|Cato Policy Analysis No. 232||June 28, 1995|
by Robert Corn-Revere
Robert Corn-Revere, a partner at the Washington, D.C., law firm Hogan & Hartson, teaches First Amendment law at the Communications Law Institute, Catholic University of America School of Law.
On June 14 the Senate voted 84 to 16 to approve the Communications Decency Act of 1995, proposed by Sen. James Exon (D-Neb.). The bill proposes to outlaw the use of computers and telephone lines to transmit "indecent" material, a category of speech that the Supreme Court has held to be protected by the First Amendment. The measure would impose jail terms and fines on anyone who used a "telecommunications facility" to transmit any obscene information or image, or any indecent information or image to a person under the age of 18. If a similar provision is included in legislation being debated in the House of Representatives, and is signed into law by the president, it will usher in a new age of Comstockery in America.

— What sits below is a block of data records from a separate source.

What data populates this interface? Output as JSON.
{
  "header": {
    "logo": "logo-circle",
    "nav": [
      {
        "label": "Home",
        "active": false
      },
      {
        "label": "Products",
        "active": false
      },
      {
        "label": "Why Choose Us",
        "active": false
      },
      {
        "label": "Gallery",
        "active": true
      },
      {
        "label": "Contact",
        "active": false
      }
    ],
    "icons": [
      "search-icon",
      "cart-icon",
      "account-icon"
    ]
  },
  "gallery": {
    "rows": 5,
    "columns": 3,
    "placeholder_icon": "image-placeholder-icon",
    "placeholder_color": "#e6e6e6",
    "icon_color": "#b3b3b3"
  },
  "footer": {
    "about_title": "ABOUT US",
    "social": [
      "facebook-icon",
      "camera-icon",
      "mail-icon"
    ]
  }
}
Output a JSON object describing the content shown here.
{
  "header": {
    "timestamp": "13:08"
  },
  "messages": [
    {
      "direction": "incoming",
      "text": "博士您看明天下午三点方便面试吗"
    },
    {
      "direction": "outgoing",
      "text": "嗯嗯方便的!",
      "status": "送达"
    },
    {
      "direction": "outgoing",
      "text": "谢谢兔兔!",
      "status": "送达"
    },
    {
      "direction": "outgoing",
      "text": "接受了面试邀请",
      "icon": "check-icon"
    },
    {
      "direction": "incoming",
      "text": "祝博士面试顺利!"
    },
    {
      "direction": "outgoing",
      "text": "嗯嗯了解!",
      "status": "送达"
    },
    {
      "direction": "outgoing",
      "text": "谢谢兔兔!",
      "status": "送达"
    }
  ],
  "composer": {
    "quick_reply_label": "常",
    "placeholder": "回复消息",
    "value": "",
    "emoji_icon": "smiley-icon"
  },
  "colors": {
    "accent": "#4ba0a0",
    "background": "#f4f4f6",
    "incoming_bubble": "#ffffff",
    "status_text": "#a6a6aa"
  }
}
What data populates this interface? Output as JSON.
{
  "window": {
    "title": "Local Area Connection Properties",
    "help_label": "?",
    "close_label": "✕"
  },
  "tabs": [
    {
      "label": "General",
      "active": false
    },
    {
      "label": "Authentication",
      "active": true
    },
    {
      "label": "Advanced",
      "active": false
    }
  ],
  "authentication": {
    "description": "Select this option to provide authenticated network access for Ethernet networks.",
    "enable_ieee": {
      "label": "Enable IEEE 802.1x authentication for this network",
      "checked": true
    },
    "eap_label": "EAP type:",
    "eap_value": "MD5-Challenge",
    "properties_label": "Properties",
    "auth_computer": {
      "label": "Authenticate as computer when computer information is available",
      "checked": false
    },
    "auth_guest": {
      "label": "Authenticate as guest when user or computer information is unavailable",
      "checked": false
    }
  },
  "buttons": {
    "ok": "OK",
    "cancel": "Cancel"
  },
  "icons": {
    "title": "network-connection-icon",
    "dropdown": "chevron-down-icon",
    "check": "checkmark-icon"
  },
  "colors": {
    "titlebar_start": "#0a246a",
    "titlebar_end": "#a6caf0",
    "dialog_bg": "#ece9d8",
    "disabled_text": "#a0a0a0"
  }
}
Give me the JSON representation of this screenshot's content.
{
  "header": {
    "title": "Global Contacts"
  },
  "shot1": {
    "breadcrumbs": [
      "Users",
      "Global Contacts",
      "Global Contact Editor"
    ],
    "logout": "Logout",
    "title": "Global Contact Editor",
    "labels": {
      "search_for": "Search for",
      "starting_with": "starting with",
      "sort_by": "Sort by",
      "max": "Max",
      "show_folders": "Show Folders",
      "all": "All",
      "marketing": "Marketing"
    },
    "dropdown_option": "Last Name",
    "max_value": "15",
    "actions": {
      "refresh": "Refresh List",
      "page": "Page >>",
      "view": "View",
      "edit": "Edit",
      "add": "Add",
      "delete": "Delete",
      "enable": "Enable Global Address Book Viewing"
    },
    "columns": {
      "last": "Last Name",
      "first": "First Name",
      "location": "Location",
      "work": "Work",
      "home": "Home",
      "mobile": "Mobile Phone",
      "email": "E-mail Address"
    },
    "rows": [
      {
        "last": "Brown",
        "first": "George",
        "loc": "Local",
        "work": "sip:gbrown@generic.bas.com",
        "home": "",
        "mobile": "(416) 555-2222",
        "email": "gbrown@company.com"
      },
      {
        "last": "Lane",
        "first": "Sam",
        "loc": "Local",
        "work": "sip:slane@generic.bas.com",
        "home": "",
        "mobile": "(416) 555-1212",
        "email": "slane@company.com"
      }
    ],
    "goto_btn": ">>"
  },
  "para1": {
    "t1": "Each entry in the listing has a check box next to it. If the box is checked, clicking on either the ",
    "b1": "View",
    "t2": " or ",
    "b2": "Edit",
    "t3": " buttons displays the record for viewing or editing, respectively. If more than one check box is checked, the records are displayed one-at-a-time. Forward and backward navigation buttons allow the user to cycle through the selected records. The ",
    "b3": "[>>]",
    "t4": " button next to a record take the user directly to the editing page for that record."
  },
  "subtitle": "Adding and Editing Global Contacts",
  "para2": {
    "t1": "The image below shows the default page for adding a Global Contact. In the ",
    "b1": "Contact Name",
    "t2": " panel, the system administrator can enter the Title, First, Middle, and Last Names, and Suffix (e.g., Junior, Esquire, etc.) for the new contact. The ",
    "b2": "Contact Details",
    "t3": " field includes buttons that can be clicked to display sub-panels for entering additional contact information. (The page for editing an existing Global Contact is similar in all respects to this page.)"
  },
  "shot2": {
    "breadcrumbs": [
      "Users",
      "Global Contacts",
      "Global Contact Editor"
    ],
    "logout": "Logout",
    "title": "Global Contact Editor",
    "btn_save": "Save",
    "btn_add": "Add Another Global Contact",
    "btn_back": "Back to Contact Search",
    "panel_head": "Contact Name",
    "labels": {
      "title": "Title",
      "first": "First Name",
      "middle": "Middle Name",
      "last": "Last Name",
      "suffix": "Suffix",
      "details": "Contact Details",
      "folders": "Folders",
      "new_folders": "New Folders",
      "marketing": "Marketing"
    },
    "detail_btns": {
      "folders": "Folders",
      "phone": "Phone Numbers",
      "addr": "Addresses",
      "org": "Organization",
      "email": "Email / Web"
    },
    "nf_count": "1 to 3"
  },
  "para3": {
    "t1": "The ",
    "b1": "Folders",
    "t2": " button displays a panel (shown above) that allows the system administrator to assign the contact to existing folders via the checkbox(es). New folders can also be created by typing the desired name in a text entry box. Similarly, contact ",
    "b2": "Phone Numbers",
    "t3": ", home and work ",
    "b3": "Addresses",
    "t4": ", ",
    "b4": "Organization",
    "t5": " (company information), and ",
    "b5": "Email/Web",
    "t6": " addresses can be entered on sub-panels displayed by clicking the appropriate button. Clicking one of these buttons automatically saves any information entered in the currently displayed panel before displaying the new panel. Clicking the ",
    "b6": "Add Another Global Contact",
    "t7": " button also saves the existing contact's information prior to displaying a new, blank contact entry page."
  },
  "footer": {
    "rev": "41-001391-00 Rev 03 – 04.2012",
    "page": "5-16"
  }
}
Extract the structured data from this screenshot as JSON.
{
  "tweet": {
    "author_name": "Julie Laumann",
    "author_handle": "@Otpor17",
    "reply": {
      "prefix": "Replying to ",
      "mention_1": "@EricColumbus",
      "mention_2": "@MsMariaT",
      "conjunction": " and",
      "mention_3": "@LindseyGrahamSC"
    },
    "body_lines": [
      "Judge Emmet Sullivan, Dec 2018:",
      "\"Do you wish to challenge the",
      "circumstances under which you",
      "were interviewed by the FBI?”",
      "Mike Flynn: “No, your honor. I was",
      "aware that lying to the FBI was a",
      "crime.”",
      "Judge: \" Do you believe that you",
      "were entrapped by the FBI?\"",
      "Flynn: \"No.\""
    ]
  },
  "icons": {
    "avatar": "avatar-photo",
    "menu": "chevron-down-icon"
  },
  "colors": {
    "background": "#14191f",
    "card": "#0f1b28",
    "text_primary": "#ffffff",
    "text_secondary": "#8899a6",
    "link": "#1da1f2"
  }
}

The term "Comstockery," coined by George Bernard Shaw, refers to overzealous moralizing like that of Anthony Comstock, whose Society for the Suppression of Vice censored literature in America for more than 60 years. Under the so called Comstock laws, classic works by such authors as D. H. Lawrence, Theodore Dreiser, Edmund Wilson, and James Joyce were routinely suppressed. Other targets of the society's crusades included such literary giants as Tolstoy and Balzac. The more recent law of indecency, which traces its heritage to Comstock, has been used to restrict some of the same literary works. The Exon bill would extend that repressive regime to the Internet and online services and thus threatens to undermine the promise of the emerging digital age.